The foliage of carrot is edible and is sometimes used in salads, but it also contains a substance known as furocoumarins, which can cause skin irritation.
There is a seemingly endless number of carrot varieties in an array of sizes and colors. Some notable varieties to try include:
- 'Danver's Half Long': early, sweet, and easy growing
- 'Imperator': a long variety that keeps its sweetness and crunch in storage
- 'Little Finger': a sweet three-inch "baby" carrot
- 'Paris Market'/'Thumbelina': plump, round, and bite-sized
When to harvest your carrots will depend on the variety you are growing, but the average is about 50 to 75 days from seed. Use the days to harvest on your seed packet as a guide for knowing when to start picking. Test to see if the tops of your carrot plants have filled out to the expected diameter by feeling just below the soil line. The only true test is to lift one of the carrots and taste it.
Don't try and harvest too soon, thinking you will get sweet baby carrots. Small carrots in the store are either a particular variety that matures small or large carrots that have been ground down to baby-size. Immature carrots will be bland because they have not had time to develop their full sweetness.
If your soil is very soft, you can twist and pull the carrots from the soil. To be on the safe side, it is wise to loosen the soil sightly before harvesting, making sure not to stab the carrots in the process. Remove the leaves immediately after harvesting. The leaves will continue to take energy and moisture from the roots, leaving them limp and lessening the sweetness of your carrots.
Common Pests and Diseases
The biggest pest is the carrot rust fly. It lays its eggs in the soil near the carrot top. When the eggs hatch, the larvae work their way down into the soil and then into the carrot's roots, where they feed and create tunnels through the carrot. Carrot weevils can do similar damage. You can foil some pests by rotating where you plant each year, but the easiest method is to grow your carrots under row covers.
Nematodes, microscopic worms, can become a problem later in the season, causing badly deformed roots. Heating the soil through solarization can kill nematodes. If you are struggling with carrot nematodes in a particular spot, rotate to another crop and plant carrots elsewhere.
Even if they don't notice the roots growing below the soil surface, there are plenty of animals that will want to eat the tops of your carrots and a few who will dig deeper. Deer, groundhogs, rabbits, opossum, and several others will need to be kept out of the garden—fencing is really the only effective method.
There are a handful of leaf spot and bacterial diseases that can affect carrots, like Alternaria leaf blight, carrot yellows, and bacterial soft rot.

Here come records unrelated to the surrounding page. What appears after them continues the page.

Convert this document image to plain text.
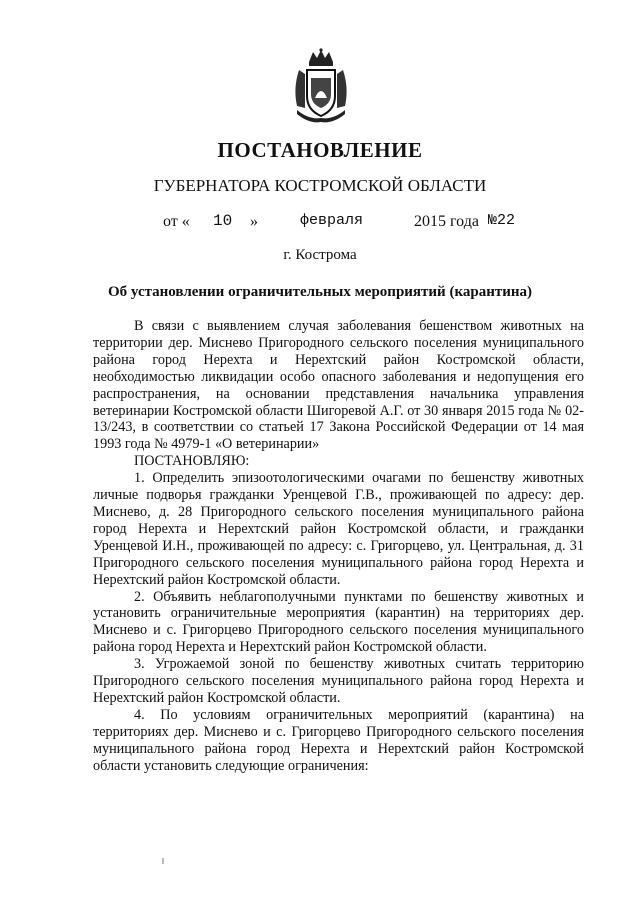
ПОСТАНОВЛЕНИЕ
ГУБЕРНАТОРА КОСТРОМСКОЙ ОБЛАСТИ
от « 10 »	февраля	2015 года №22
г. Кострома
Об установлении ограничительных мероприятий (карантина)

В связи с выявлением случая заболевания бешенством животных на территории дер. Миснево Пригородного сельского поселения муниципального района город Нерехта и Нерехтский район Костромской области, необходимостью ликвидации особо опасного заболевания и недопущения его распространения, на основании представления начальника управления ветеринарии Костромской области Шигоревой А.Г. от 30 января 2015 года № 02-13/243, в соответствии со статьей 17 Закона Российской Федерации от 14 мая 1993 года № 4979-1 «О ветеринарии»

ПОСТАНОВЛЯЮ:

1. Определить эпизоотологическими очагами по бешенству животных личные подворья гражданки Уренцевой Г.В., проживающей по адресу: дер. Миснево, д. 28 Пригородного сельского поселения муниципального района город Нерехта и Нерехтский район Костромской области, и гражданки Уренцевой И.Н., проживающей по адресу: с. Григорцево, ул. Центральная, д. 31 Пригородного сельского поселения муниципального района город Нерехта и Нерехтский район Костромской области.

2. Объявить неблагополучными пунктами по бешенству животных и установить ограничительные мероприятия (карантин) на территориях дер. Миснево и с. Григорцево Пригородного сельского поселения муниципального района город Нерехта и Нерехтский район Костромской области.

3. Угрожаемой зоной по бешенству животных считать территорию Пригородного сельского поселения муниципального района город Нерехта и Нерехтский район Костромской области.

4. По условиям ограничительных мероприятий (карантина) на территориях дер. Миснево и с. Григорцево Пригородного сельского поселения муниципального района город Нерехта и Нерехтский район Костромской области установить следующие ограничения:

There is not much you can do once the plants are infected. Keep a close watch and remove any plants showing signs of disease. Clean up all debris at the end of the season and move your carrots to a different section of the garden next year, as the microorganisms can persist in the soil.
How to Grow Carrots in Pots
Carrots require loose well-drained soil. They will fork and deform if they meet with the slightest resistance, such as a rock or hard soil. If you can't provide loose soil in your vegetable garden, consider growing carrots in a container. The shorter finger-types or small round carrots, like 'Paris Market', are ideal for containers. Make sure your container is at least 12 inches deep.